Looking at H. H. Richardson's

While architect Henry Hobson Richardson’s Glessner House (1885-87) at 1800 South Prairie Avenue is world famous, less well known is the Chicago house that he designed at approximately the same time for the Glessners’ friends, Franklin and Emily MacVeagh. The MacVeagh House, which stood at 1400 North North Lake Drive until it was demolished in 1922, had many similarities to Glessner House but also several key differences. These two houses were both designed near the end of Richardson’s career, for clients who were a part of the same social world but with very different goals in the building of their houses. Comparing the two structures offers an excellent opportunity both to examine Richardson’s varied responses to his clients and to consider just what makes for a successful house.

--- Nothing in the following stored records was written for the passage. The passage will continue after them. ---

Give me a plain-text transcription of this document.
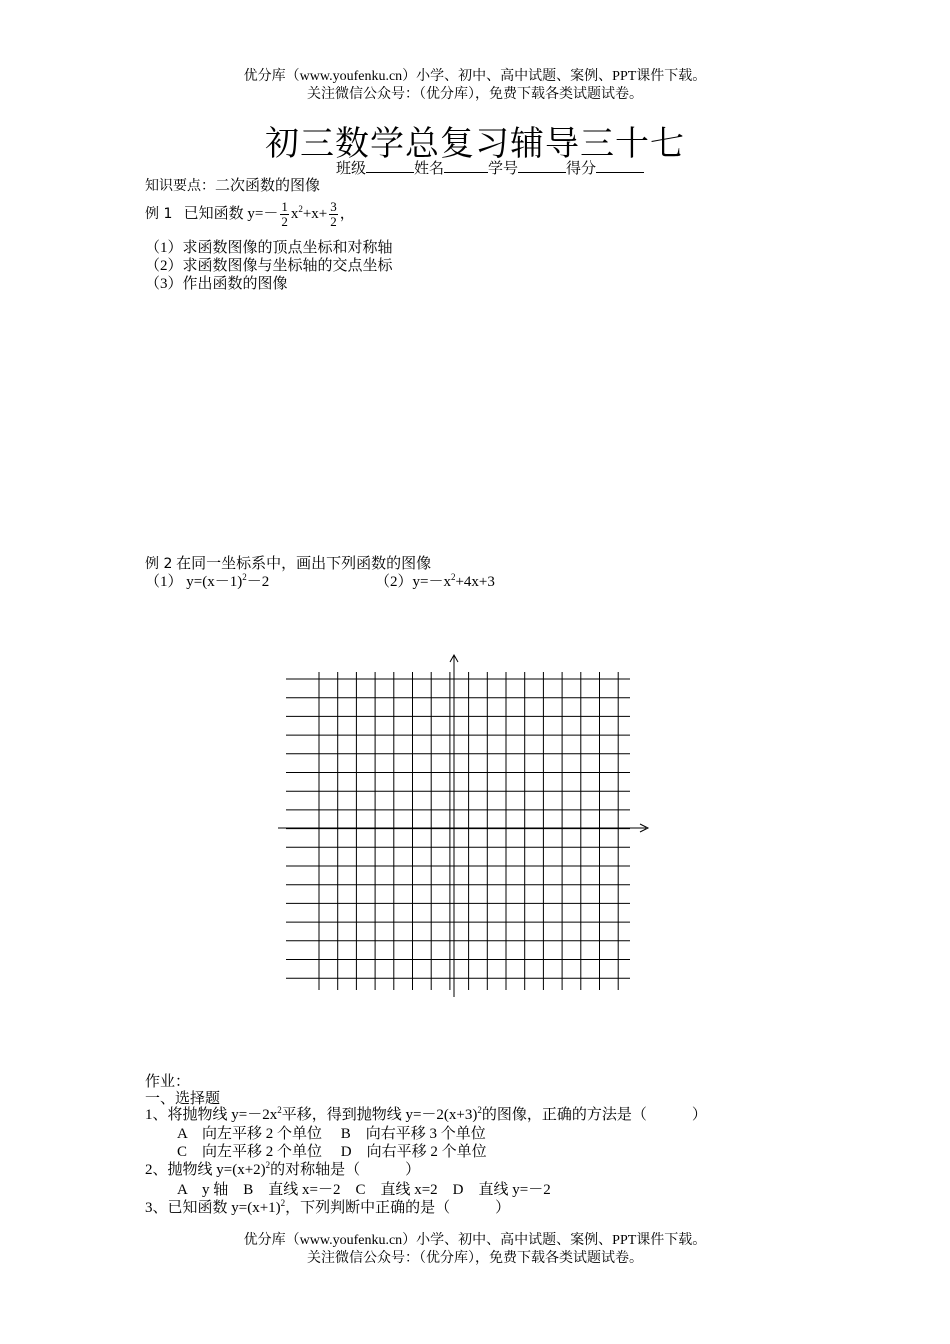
优分库（www.youfenku.cn）小学、初中、高中试题、案例、PPT课件下载。
关注微信公众号：（优分库），免费下载各类试题试卷。
初三数学总复习辅导三十七
班级	姓名	学号	得分
知识要点：二次函数的图像
例 1 已知函数 $y=- \frac{1}{2} x^2+x+ \frac{3}{2}$ ，
（1）求函数图像的顶点坐标和对称轴
（2）求函数图像与坐标轴的交点坐标
（3）作出函数的图像
例 2 在同一坐标系中，画出下列函数的图像
（1） $y=(x-1)^2-2$	$(2)y=-x^2+4x+3$
作业：
一、选择题
1、将抛物线 $y=-2x^2$平移，得到抛物线 $y=-2(x+3)^2$的图像，正确的方法是（　　　）
A　向左平移 2 个单位　 B　向右平移 3 个单位
C　向左平移 2 个单位　 D　向右平移 2 个单位
2、抛物线 $y=(x+2)^2$的对称轴是（　　　）
A　y 轴　B　直线 x=－2　C　直线 x=2　D　直线 y=－2
3、已知函数 $y=(x+1)^2$，下列判断中正确的是（　　　）
优分库（www.youfenku.cn）小学、初中、高中试题、案例、PPT课件下载。
关注微信公众号：（优分库），免费下载各类试题试卷。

The speakers will show a 3D rendering fly-through of the long-gone structure and will also look at the MacVeaghs' home in Washington, DC, now part of the Mexican embassy to the United States.

Speakers: John H. Waters, AIA (Frank Lloyd Wright Building Conservancy preservation programs manager and co-director of the Victorian Society in America Chicago Summer School) and architectural historian Justin Miller from the University of Wisconsin-Milwaukee.

Light refreshments. The program will begin at approximately 5:45 pm. Hear about the VSA's three summer schools in Chicago, Newport, and London at the end of the program.